On nous dit qu’il aurait fallu au moins 600° ou 800° de chaleur en laboratoire pour arriver aux cristallisations constatées. Or, un sol cristallin n’a pas besoin de crop circle car il se forme au fil des temps géologiques. Les auteurs assurent que la proportion plus importante de cristaux de mica dans ce sol est géologiquement impossible parce que le processus géologique qui y aboutirait demanderait que ce sol soit écrasé par la pression d’une massive couche de sol par-dessus ce sol pendant des temps géologiques, ce qui est impossible puisque cela aurait écrasé les plantes. Le raisonnement confine, écrit Patrick Gross, au ridicule. A croire, ajoute-t-il, que les auteurs n’ont absolument pas la moindre notion de géologie.

Oui, c’est vrai, il y a un mécanisme géologique qui par la pression altère les couches de sédiments lorsqu’au fil de millions d’années elles sont recouvertes par d’autres couches qui exercent pression et température sur les couches inférieures. Cela s’appelle le métamorphisme. Sur des couches sédimentaires argileuses, ce métamorphisme aboutit à des changements tels que la cristallisation. L’un des résultats de ce mécanisme est l’apparition de micaschistes, de mica. Ce que BLT Research assure, c’est que ce mécanisme est impossible à Edmonton puisque cela se trouve à la surface du sol et que ce mécanisme ne peut avoir lieu qu’en profondeur. C’est exact, ce mécanisme ne peut avoir lieu qu’en profondeur. Mais BLT Research semble ne jamais avoir réalisé que la croûte terrestre est sujette à des mouvements tectoniques et des érosions qui amènent les couches géologiques profondes en surface. C’est pourtant le B-A-BA de la géologie. Et le BLT Research semble tout simplement également ignorer que le mica, qui ne se forme pas dans l’argile, peut tout naturellement être transporté vers des argiles par le ruissellement des eaux ou le vent.
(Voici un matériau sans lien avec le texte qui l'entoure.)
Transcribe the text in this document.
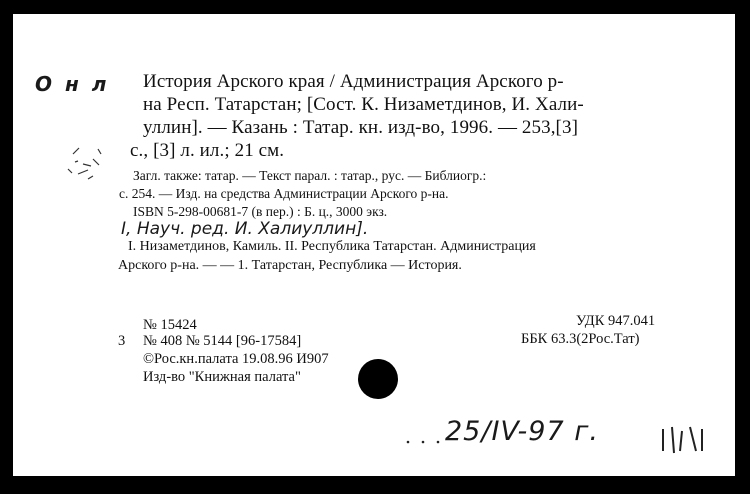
О н л История Арского края / Администрация Арского р-
на Респ. Татарстан; [Сост. К. Низаметдинов, И. Хали-
уллин]. — Казань : Татар. кн. изд-во, 1996. — 253,[3]
с., [3] л. ил.; 21 см.
Загл. также: татар. — Текст парал. : татар., рус. — Библиогр.:
с. 254. — Изд. на средства Администрации Арского р-на.
ISBN 5-298-00681-7 (в пер.) : Б. ц., 3000 экз.
I, Науч. ред. И. Халиуллин].
I. Низаметдинов, Камиль. II. Республика Татарстан. Администрация
Арского р-на. — — 1. Татарстан, Республика — История.
№ 15424
3 № 408 № 5144 [96-17584]
©Рос.кн.палата 19.08.96 И907
Изд-во "Книжная палата"
УДК 947.041
ББК 63.3(2Рос.Тат)
25/IV-97 г.
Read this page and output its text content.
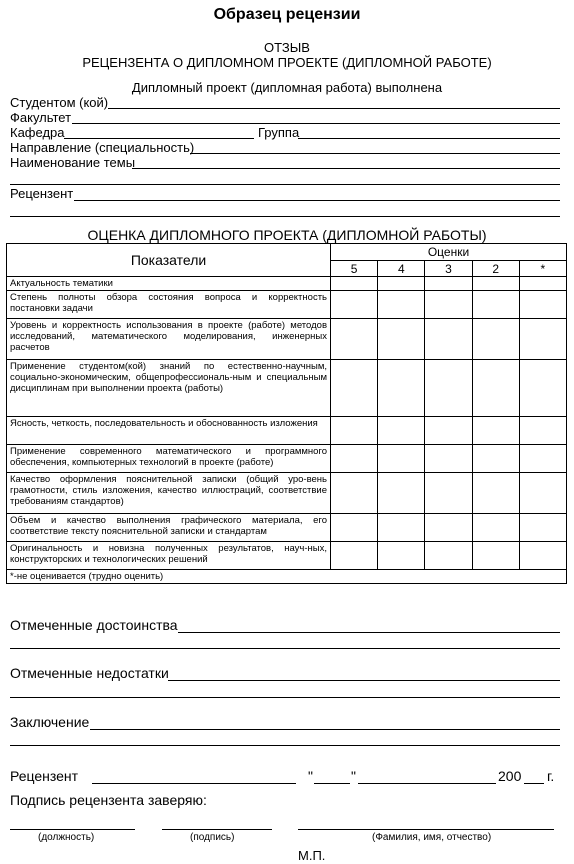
Образец рецензии
ОТЗЫВ
РЕЦЕНЗЕНТА О ДИПЛОМНОМ ПРОЕКТЕ (ДИПЛОМНОЙ РАБОТЕ)
Дипломный проект (дипломная работа) выполнена
Студентом (кой)
Факультет
Кафедра	Группа
Направление (специальность)
Наименование темы
Рецензент
ОЦЕНКА ДИПЛОМНОГО ПРОЕКТА (ДИПЛОМНОЙ РАБОТЫ)
Показатели	Оценки				
	5	4	3	2	*
Актуальность тематики					
Степень полноты обзора состояния вопроса и корректность постановки задачи					
Уровень и корректность использования в проекте (работе) методов исследований, математического моделирования, инженерных расчетов					
Применение студентом(кой) знаний по естественно-научным, социально-экономическим, общепрофессиональ-ным и специальным дисциплинам при выполнении проекта (работы)					
Ясность, четкость, последовательность и обоснованность изложения					
Применение современного математического и программного обеспечения, компьютерных технологий в проекте (работе)					
Качество оформления пояснительной записки (общий уро-вень грамотности, стиль изложения, качество иллюстраций, соответствие требованиям стандартов)					
Объем и качество выполнения графического материала, его соответствие тексту пояснительной записки и стандартам					
Оригинальность и новизна полученных результатов, науч-ных, конструкторских и технологических решений					
*-не оценивается (трудно оценить)					
Отмеченные достоинства
Отмеченные недостатки
Заключение
Рецензент	"	"	200 г.
Подпись рецензента заверяю:
(должность)	(подпись)	(Фамилия, имя, отчество)
М.П.
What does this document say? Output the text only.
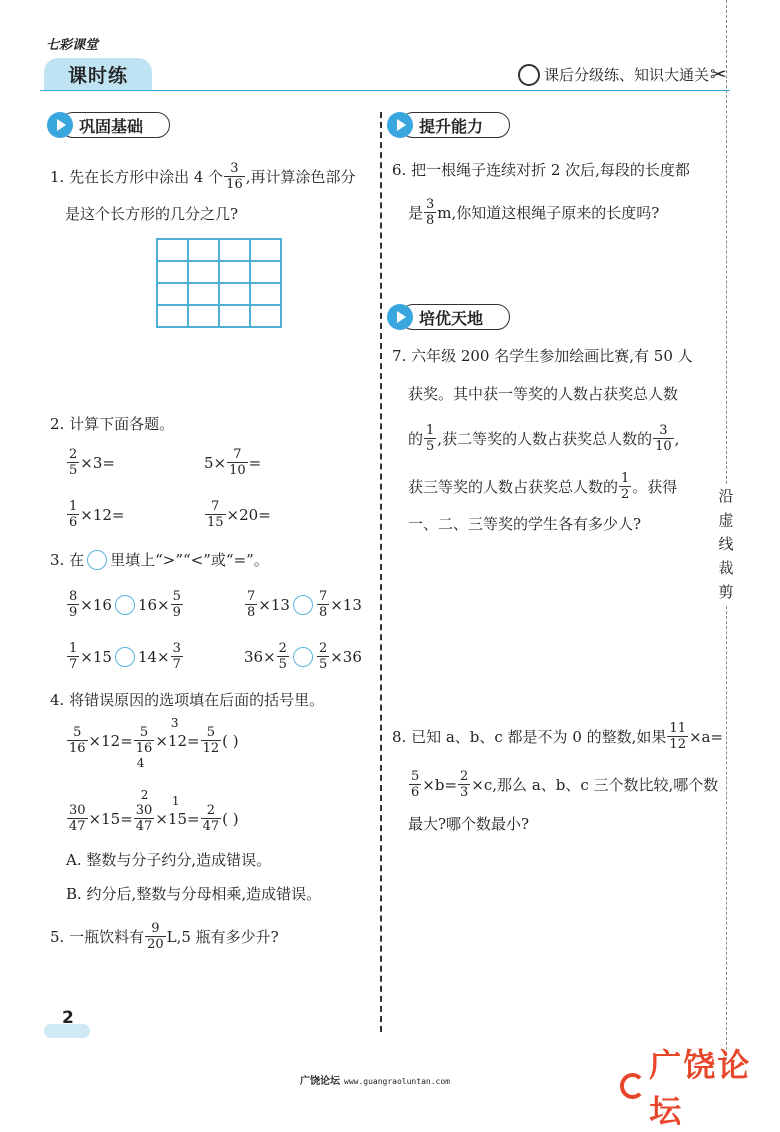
七彩课堂
课时练	课后分级练、知识大通关 ✂
巩固基础	提升能力
培优天地
1. 先在长方形中涂出 4 个 $\frac{3}{16}$ ,再计算涂色部分
是这个长方形的几分之几?
2. 计算下面各题。
$\frac{2}{5} \times 3=$	$5\times \frac{7}{10}$ =
$\frac{1}{6} \times 12=$	$\frac{7}{15} \times 20=$
3. 在 里填上“>”“<”或“=”。
$\frac{8}{9} \times 16$ $16\times \frac{5}{9}$	$\frac{7}{8} \times 13 \frac{7}{8} \times 13$
$\frac{1}{7} \times 15$ $14\times \frac{3}{7}$	$36\times \frac{2}{5} \frac{2}{5} \times 36$
4. 将错误原因的选项填在后面的括号里。
$\frac{5}{16} \times 12= \frac{5}{16}$
4
× 12
3
= $\frac{5}{12}$ ( )
$\frac{30}{47} \times 15=$
2
$\frac{30}{47}$ ×
1
$15 = \frac{2}{47}$ ( )
A. 整数与分子约分,造成错误。
B. 约分后,整数与分母相乘,造成错误。
5. 一瓶饮料有 $\frac{9}{20} L,5$ 瓶有多少升?
6. 把一根绳子连续对折 2 次后,每段的长度都
是 $\frac{3}{8} m$,你知道这根绳子原来的长度吗?
7. 六年级 200 名学生参加绘画比赛,有 50 人
获奖。其中获一等奖的人数占获奖总人数
的 $\frac{1}{5}$ ,获二等奖的人数占获奖总人数的 $\frac{3}{10}$ ,
获三等奖的人数占获奖总人数的 $\frac{1}{2}$ 。获得
一、二、三等奖的学生各有多少人?
8. 已知 a、b、c 都是不为 0 的整数,如果 $\frac{11}{12} \times a=$
$\frac{5}{6} \times b= \frac{2}{3} \times c$,那么 a、b、c 三个数比较,哪个数
最大?哪个数最小?
沿
虚
线
裁
剪
2
广饶论坛 www.guangraoluntan.com	广饶论坛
Les mesures, qui n’ont aucune réelle signification statistique puisqu’elles varient bien plus d’un “cercle” à l’autre qu’entre les “cercles” et les échantillons de contrôle, ont été données par le BLT Research au docteur Ravi Raghavan, un statisticien.

Patrick Gross évoque des erreurs. Les échantillons sont considérés comme étant deux groupes : ceux pris dans le “cercle” et ceux de contrôle pris en dehors des “cercles”. Cela fait disparaître le fait capital que la variation dite anormale est plus importante d’un “cercle” à l’autre qu’entre les “cercles” et l’ensemble de contrôle !

Le test Wilcoxon a été pratiqué. Ce test exige que la distribution des échantillons et des échantillons de contrôle soit similaire. Le plan des prélèvements montre que ce n’est pas du tout le cas. Le test Wilcoxon ne peut donc pas être utilisé. Le NIDS avait bien raison de se demander pourquoi cette manipulation statistique est faite.

L’allongement des noeuds constaté est parfaitement naturel lorsque des plantes sont aplaties par des farceurs. Comme les échantillons sont pris dans deux groupes, celui des “cercles” et celui de contrôle, il est évident qu’il y a une corrélation puisque la variation d’un “cercle” à l’autre a été gommée.

Pour chaque échantillon, deux mesures sont données. L’une des mesures est la température du laboratoire, l’autre est la mesure faite sur les échantillons plongés dans du glycol d’éthylène ou du glycérol. Robert C. Reynolds Jr signale que, sans la “glycolation”, on peut prendre à tort pour du mica ce qui est en fait des « smectites ». C’est pourquoi dans sa revue il demande d’en tenir compte.

Les auteurs indiquent que les statistiques démontrent qu’il n’y a pas de différence entre les mesures avec ou sans “glycolation”.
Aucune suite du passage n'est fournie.